Inspector Redstone seemed a bit taken aback by her audacity. As a woman, and a petite one at that, men usually didn’t expect her to be forceful. But she was an investigator, and a combat mage for the Office of Thaumaturgical Purification, so being forceful was a requirement.
The inspector started to say something, then stopped. She could almost see his mental clockworks spinning as he realized that he was most likely talking to a powerful mage and that offending her might be a Bad Thing. Although, she considered herself pretty forgiving as long as folks didn’t interfere overmuch with her clean-up activities.

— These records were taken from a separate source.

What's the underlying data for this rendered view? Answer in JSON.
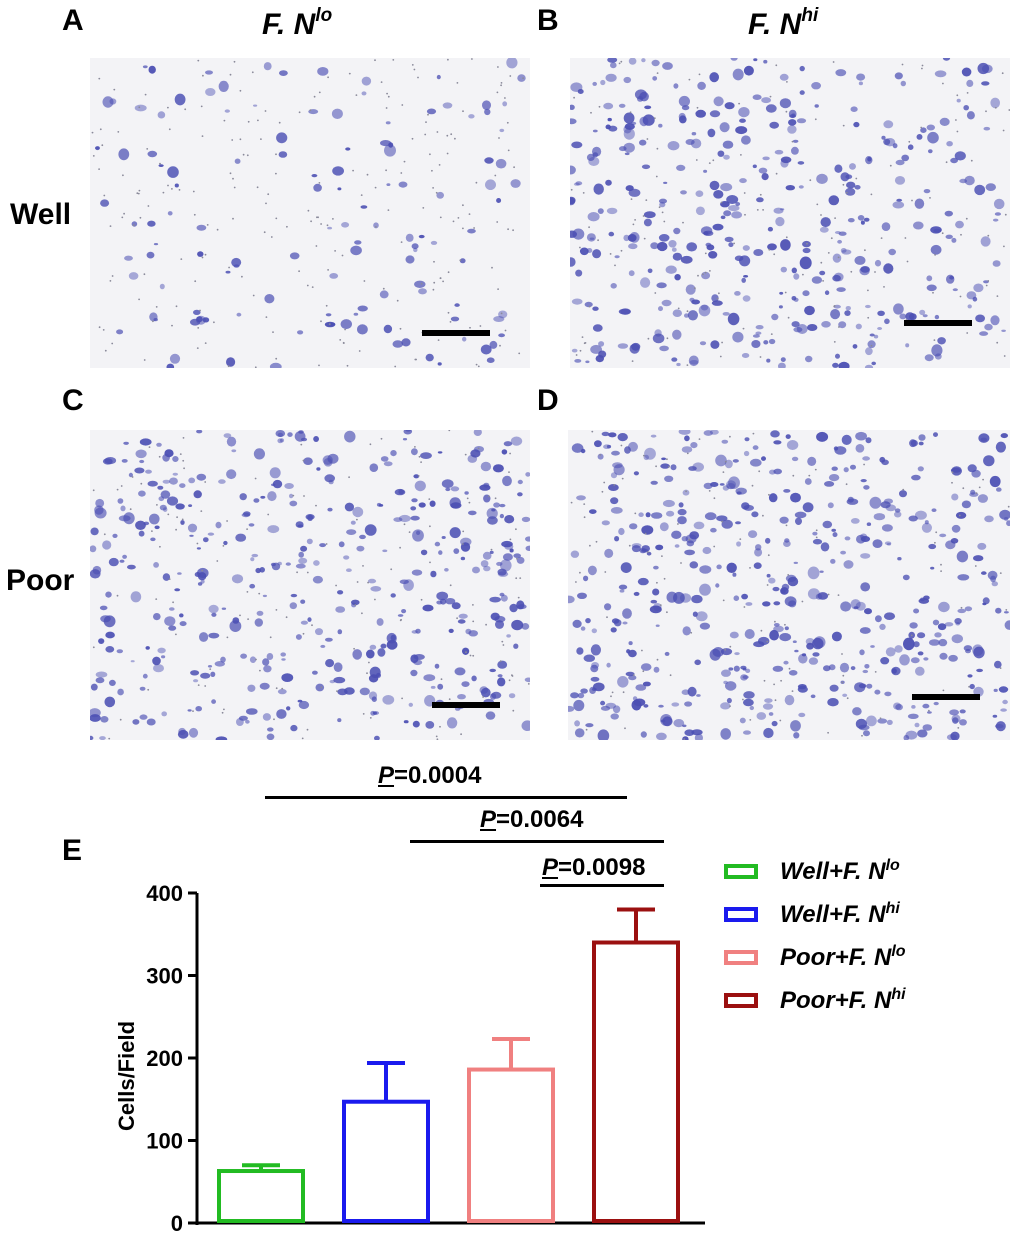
{
  "panels": {
    "A": {
      "letter": "A",
      "column_title": "F. N",
      "column_title_sup": "lo"
    },
    "B": {
      "letter": "B",
      "column_title": "F. N",
      "column_title_sup": "hi"
    },
    "C": {
      "letter": "C"
    },
    "D": {
      "letter": "D"
    },
    "E": {
      "letter": "E"
    }
  },
  "row_labels": {
    "well": "Well",
    "poor": "Poor"
  },
  "micrographs": {
    "stain_color": "#4b4fb3",
    "background_color": "#f3f3f6",
    "density": {
      "A": 0.25,
      "B": 0.8,
      "C": 0.85,
      "D": 1.0
    }
  },
  "significance": [
    {
      "prefix": "P",
      "text": "=0.0004"
    },
    {
      "prefix": "P",
      "text": "=0.0064"
    },
    {
      "prefix": "P",
      "text": "=0.0098"
    }
  ],
  "legend": [
    {
      "text": "Well+F. N",
      "sup": "lo",
      "color": "#22bb22"
    },
    {
      "text": "Well+F. N",
      "sup": "hi",
      "color": "#1a1aee"
    },
    {
      "text": "Poor+F. N",
      "sup": "lo",
      "color": "#f08080"
    },
    {
      "text": "Poor+F. N",
      "sup": "hi",
      "color": "#9b1010"
    }
  ],
  "chart_data": {
    "type": "bar",
    "categories": [
      "Well+F. Nlo",
      "Well+F. Nhi",
      "Poor+F. Nlo",
      "Poor+F. Nhi"
    ],
    "values": [
      63,
      147,
      186,
      340
    ],
    "errors": [
      7,
      47,
      37,
      40
    ],
    "colors": [
      "#22bb22",
      "#1a1aee",
      "#f08080",
      "#9b1010"
    ],
    "ylabel": "Cells/Field",
    "ylim": [
      0,
      400
    ],
    "yticks": [
      "0",
      "100",
      "200",
      "300",
      "400"
    ],
    "grid": false
  }
}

The inspector grimaced, or maybe that was supposed to be a smile, it was hard to be sure. Out of the corner of her eye, she saw Tolan trying keep a straight face as he watched the obvious friction between them.
“Some fool attacked a listed wizard,” Inspector Redstone said finally, wisely opting for cooperation. “Got his ass handed to him, simple as that.” He gestured at a tired-looking man sitting on the wall around the pool, dressed like a prosperous merchant or tradesman. Near him, a gray-skinned, octopus-like demon with far too many tentacles flailed helplessly within its invisible confinement.
“So, it was an ambush, then? The demons were already instantiated when the attack occurred?”
“Yeah. And we got that corroborated by a bunch of witnesses, too.”
Jonelle nodded toward the man sitting by the fountain. “If he’s the defender, where’s the other wizard?”
“Gone. Haven’t found him yet.” The inspector pointed at one of the streets that converged on Cinder Square. “Some witnesses saw him coming from an alley down there prior to the attack. When the battle got too hot for him, he raced back there to get away.”
Jonelle frowned. “That’s how you see it?”
“Yes, of course,” Inspector Redstone replied. “I figure he bit off more than he could chew. The miscreant’s undoubtedly trying to get out of Cascatel right now. But never you fear, we’ll catch him. We’ve circulated a description and we’re watching the city’s exit routes.”
“Well, I hope you’re right,” Jonelle said. Somehow, she didn’t think it was going to be that easy.
“Now, allow me to escort you to the scene where the first cleaner was killed,” the inspector said. “You can pick up the trail there and stop this loose demon before anybody else dies.”
“No,” she responded. “I’ll get to that, but I have a standard procedure to follow, first.”
“Montayne’s dead,” she said pointedly. “So his way didn’t work very well, now did it?” The inspector’s face turned a mottled red, but he didn’t say anything.